1年前卵巣がんステージ4と診断されました。
肝臓転移があり、抗がん剤でTC療法とDC療法を6ヶ月行ったところ、
肝臓の病巣は消失、直近のCA125の値は8.2でした。
主治医は手術のメリットはなく、CA125が上昇したら抗がん剤治療するといっています。
卵巣がんの治療は手術の併用が標準的だと聞きましたが、抗がん剤治療だけでよいのでしょうか?

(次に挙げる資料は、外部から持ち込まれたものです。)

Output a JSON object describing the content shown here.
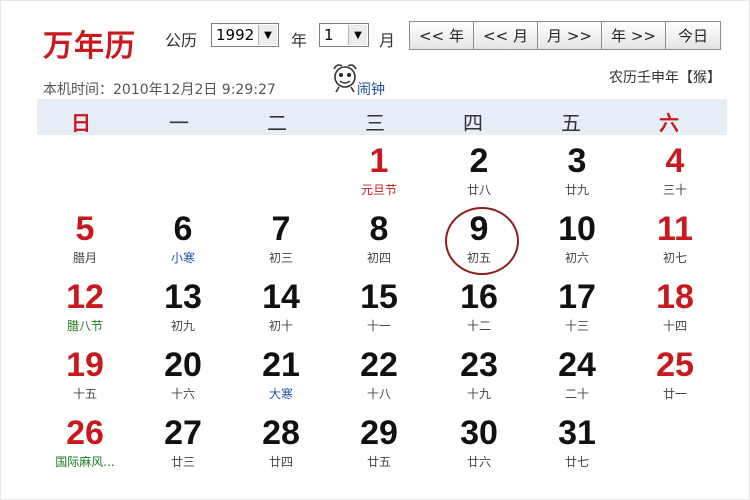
{
  "header": {
    "app_title": "万年历",
    "gregorian_label": "公历",
    "year_value": "1992",
    "year_label": "年",
    "month_value": "1",
    "month_label": "月",
    "nav_buttons": [
      "<< 年",
      "<< 月",
      "月 >>",
      "年 >>",
      "今日"
    ]
  },
  "info": {
    "local_time": "本机时间：2010年12月2日 9:29:27",
    "alarm_label": "闹钟",
    "lunar_year": "农历壬申年【猴】"
  },
  "weekdays": [
    "日",
    "一",
    "二",
    "三",
    "四",
    "五",
    "六"
  ],
  "days": [
    {
      "num": "1",
      "sub": "元旦节"
    },
    {
      "num": "2",
      "sub": "廿八"
    },
    {
      "num": "3",
      "sub": "廿九"
    },
    {
      "num": "4",
      "sub": "三十"
    },
    {
      "num": "5",
      "sub": "腊月"
    },
    {
      "num": "6",
      "sub": "小寒"
    },
    {
      "num": "7",
      "sub": "初三"
    },
    {
      "num": "8",
      "sub": "初四"
    },
    {
      "num": "9",
      "sub": "初五"
    },
    {
      "num": "10",
      "sub": "初六"
    },
    {
      "num": "11",
      "sub": "初七"
    },
    {
      "num": "12",
      "sub": "腊八节"
    },
    {
      "num": "13",
      "sub": "初九"
    },
    {
      "num": "14",
      "sub": "初十"
    },
    {
      "num": "15",
      "sub": "十一"
    },
    {
      "num": "16",
      "sub": "十二"
    },
    {
      "num": "17",
      "sub": "十三"
    },
    {
      "num": "18",
      "sub": "十四"
    },
    {
      "num": "19",
      "sub": "十五"
    },
    {
      "num": "20",
      "sub": "十六"
    },
    {
      "num": "21",
      "sub": "大寒"
    },
    {
      "num": "22",
      "sub": "十八"
    },
    {
      "num": "23",
      "sub": "十九"
    },
    {
      "num": "24",
      "sub": "二十"
    },
    {
      "num": "25",
      "sub": "廿一"
    },
    {
      "num": "26",
      "sub": "国际麻风..."
    },
    {
      "num": "27",
      "sub": "廿三"
    },
    {
      "num": "28",
      "sub": "廿四"
    },
    {
      "num": "29",
      "sub": "廿五"
    },
    {
      "num": "30",
      "sub": "廿六"
    },
    {
      "num": "31",
      "sub": "廿七"
    }
  ],
  "colors": {
    "accent_red": "#c8191e",
    "term_blue": "#1f55a8",
    "festival_green": "#1d7a1d",
    "weekbar_bg": "#e6edf7"
  }
}
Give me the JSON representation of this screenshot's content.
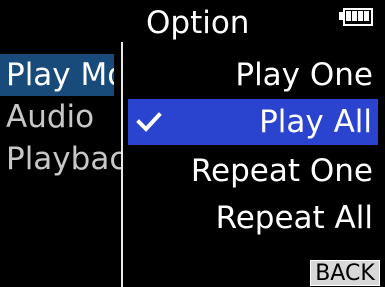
{
  "header": {
    "title": "Option",
    "battery_icon": "battery-icon"
  },
  "sidebar": {
    "items": [
      {
        "label": "Play Mode",
        "active": true
      },
      {
        "label": "Audio",
        "active": false
      },
      {
        "label": "Playback",
        "active": false
      }
    ]
  },
  "options": [
    {
      "label": "Play One",
      "selected": false
    },
    {
      "label": "Play All",
      "selected": true,
      "icon": "check-icon"
    },
    {
      "label": "Repeat One",
      "selected": false
    },
    {
      "label": "Repeat All",
      "selected": false
    }
  ],
  "back_label": "BACK",
  "colors": {
    "selection": "#2a44d0",
    "sidebar_active": "#184a7a",
    "background": "#000000",
    "text": "#ffffff"
  }
}
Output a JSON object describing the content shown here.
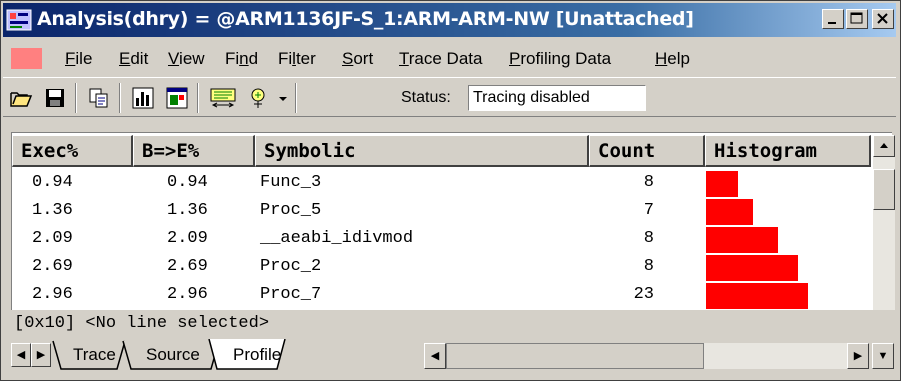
{
  "window": {
    "title": "Analysis(dhry) = @ARM1136JF-S_1:ARM-ARM-NW [Unattached]",
    "accent_color": "#0a246a"
  },
  "menu": {
    "items": [
      {
        "label": "File",
        "underline": "F"
      },
      {
        "label": "Edit",
        "underline": "E"
      },
      {
        "label": "View",
        "underline": "V"
      },
      {
        "label": "Find",
        "underline": "n"
      },
      {
        "label": "Filter",
        "underline": "l"
      },
      {
        "label": "Sort",
        "underline": "S"
      },
      {
        "label": "Trace Data",
        "underline": "T"
      },
      {
        "label": "Profiling Data",
        "underline": "P"
      },
      {
        "label": "Help",
        "underline": "H"
      }
    ]
  },
  "toolbar": {
    "icons": [
      "open-folder-icon",
      "save-icon",
      "copy-icon",
      "chart-icon",
      "window-icon",
      "trace-filter-icon",
      "trace-options-icon",
      "dropdown-arrow-icon"
    ],
    "status_label": "Status:",
    "status_value": "Tracing disabled"
  },
  "table": {
    "columns": [
      "Exec%",
      "B=>E%",
      "Symbolic",
      "Count",
      "Histogram"
    ],
    "rows": [
      {
        "exec": "0.94",
        "be": "0.94",
        "symbol": "Func_3",
        "count": "8",
        "hist": 0.94
      },
      {
        "exec": "1.36",
        "be": "1.36",
        "symbol": "Proc_5",
        "count": "7",
        "hist": 1.36
      },
      {
        "exec": "2.09",
        "be": "2.09",
        "symbol": "__aeabi_idivmod",
        "count": "8",
        "hist": 2.09
      },
      {
        "exec": "2.69",
        "be": "2.69",
        "symbol": "Proc_2",
        "count": "8",
        "hist": 2.69
      },
      {
        "exec": "2.96",
        "be": "2.96",
        "symbol": "Proc_7",
        "count": "23",
        "hist": 2.96
      }
    ],
    "bar_color": "#ff0000"
  },
  "status_line": "[0x10] <No line selected>",
  "tabs": {
    "items": [
      "Trace",
      "Source",
      "Profile"
    ],
    "active": "Profile"
  }
}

卵巣がんは肝臓表面や横隔膜面にがんが播種しているときは3期、肝臓の内部に侵入したり、
転移して結節を作ったりしていれば4期となります。
抗がん剤がよく効くので4期でも5年生存率は30%ぐらいです。
3期は40~50%なので他のがん種に比べてステージによる治療成績の差が少ないです。
卵巣がん4期は抗がん剤治療だけでいい?
1~3期であれば手術と抗がん剤治療で相当程度までがんをなくせます。
4期でも肝臓転移やおなかの外に広がる転移(肺やリンパ節など)を切除できるなら
手術は有用かもしれません。
問題は治療前に4期であると、がんの浸入力、転移力が強力で
手術をしても病巣が取りきれない可能性が高いことです。
手術は患者さんの体力、免疫力を損ない、腸閉塞などの後遺症を招くこともあります。
そこで4期の卵巣がんでは抗がん剤治療を中心とする治療方針も選択されることがあります。
手術を選択できるタイミング
今回のように抗がん剤がよく効いた場合でも多くは再発します。
最後の抗がん剤治療から1年以上たってから、肝臓だけ、肺だけなど孤立性の高い再発であれば
再発部位を切除してはじめに用いた抗がん剤で治る可能性も有ります。
しかし1年未満の多発転移では抗がん剤治療をしても効果が少なく、手術も困難なケースが多くなります。